Barilla Bay’s Justin Goc is optimistic that having access to more information much faster will help oyster farmers gain a better understanding of what is happening and “how we can plan in an uncertain future.”
He already benefits from the insights on his dashboard, and now knows the salinity and temperature of the water, and has tide and weather details at his fingertips to help roster staff to go out to the oyster beds. In the future he’s hopeful that even more data could be collected, such as algal profiles in the bays which could provide insight as to which algae promote oyster growth, or potentially act as a POMS vector.
But ultimately he acknowledges; “It’s a hard business and you can’t control Mother Nature. “
While oyster farming is one use case, The Yield believes that its technology could be more broadly deployed in aquaculture and agriculture.
Ros Harvey says that Australia has a very strong global reputation for both agricultural innovation and food quality and safety. To maintain and grow that reputation, and also tackle some of the high costs associated with farming in Australia, she believes it is essential to make better use of smart technologies and data collected at every stage of the farming process.
While the initial deployment of the solution, which integrates technology from Bosch, Microsoft and Intel, has been focussed on the oyster industry, Harvey says that its platform technology has been designed for the much broader agriculture and aquaculture market.

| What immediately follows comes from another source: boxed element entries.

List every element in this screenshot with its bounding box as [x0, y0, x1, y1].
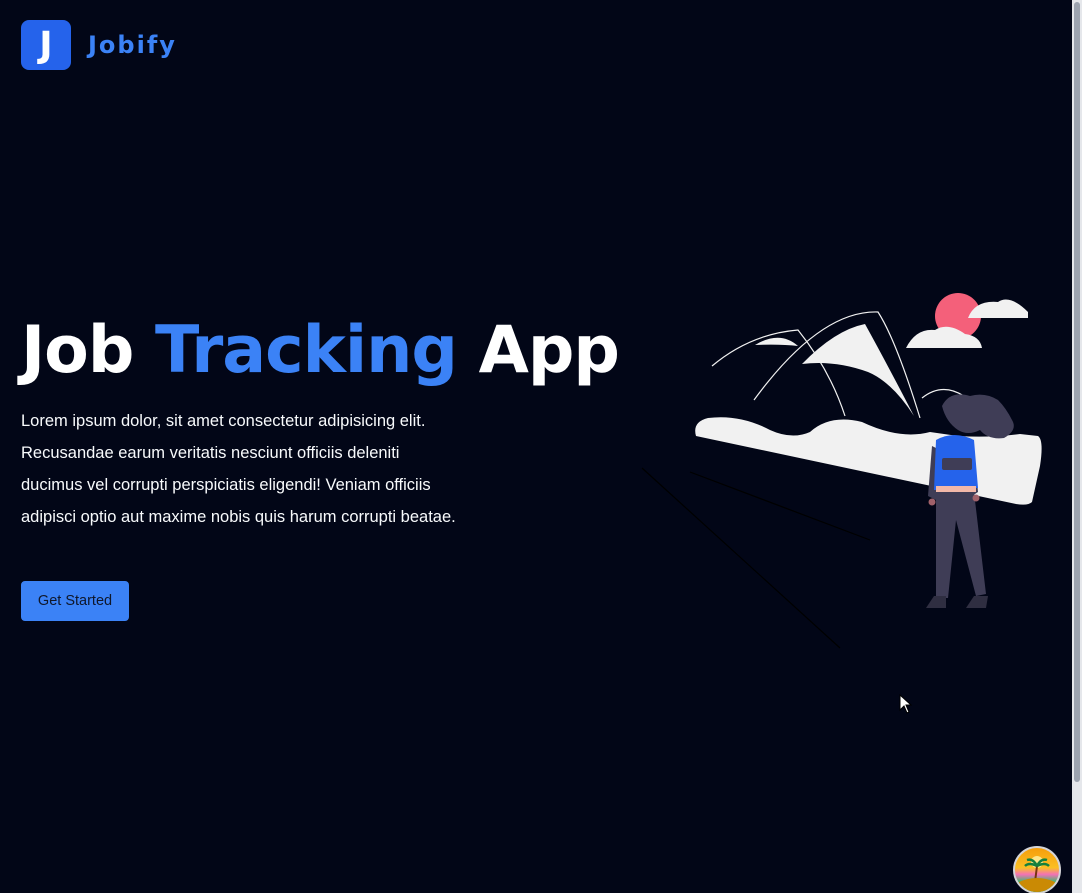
woman-foot	[926, 596, 946, 608]
mountain-outline	[753, 311, 921, 419]
woman-foot	[966, 596, 988, 608]
brand-name[interactable]: Jobify	[88, 31, 177, 59]
vertical-scrollbar[interactable]	[1072, 0, 1082, 893]
beach-island-icon	[1019, 856, 1055, 892]
woman-hair	[942, 394, 1014, 439]
cloud-icon	[968, 299, 1028, 318]
logo-icon[interactable]: J	[21, 20, 71, 70]
hero-title-part2: App	[456, 313, 620, 388]
backpack-pocket	[942, 458, 972, 470]
ground-line	[641, 467, 841, 649]
ground-line	[689, 471, 871, 541]
scrollbar-thumb[interactable]	[1074, 2, 1080, 782]
woman-hand	[928, 498, 936, 506]
avatar[interactable]	[1013, 846, 1061, 893]
woman-hand	[972, 494, 980, 502]
snow-cap	[802, 324, 914, 416]
snow-cap	[755, 337, 798, 346]
landing-page: J Jobify Job Tracking App Lorem ipsum do…	[0, 0, 1082, 893]
woman-waist	[936, 486, 976, 492]
hero-title-part1: Job	[21, 313, 155, 388]
hero-title: Job Tracking App	[21, 312, 620, 390]
get-started-button[interactable]: Get Started	[21, 581, 129, 621]
hero-title-accent: Tracking	[155, 313, 458, 388]
navbar: J Jobify	[21, 20, 177, 70]
hero-illustration	[641, 293, 1042, 649]
hero-description: Lorem ipsum dolor, sit amet consectetur …	[21, 412, 456, 526]
mouse-cursor-icon	[899, 694, 913, 714]
woman-legs	[936, 492, 986, 598]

To support the diverse application of its solutions The Yield has built application programming interfaces to its platform to allow researchers to take data feeds that can build knowledge and also provide a rapid pathway to commercialisation.
While based in Australia, The Yield has global ambitions. Using Microsoft’s Cloud as the technology foundation for the system will allow the solution to be rolled out internationally.
And while it may never tame Mother Nature, it may help the world’s farmers at least understand her moods.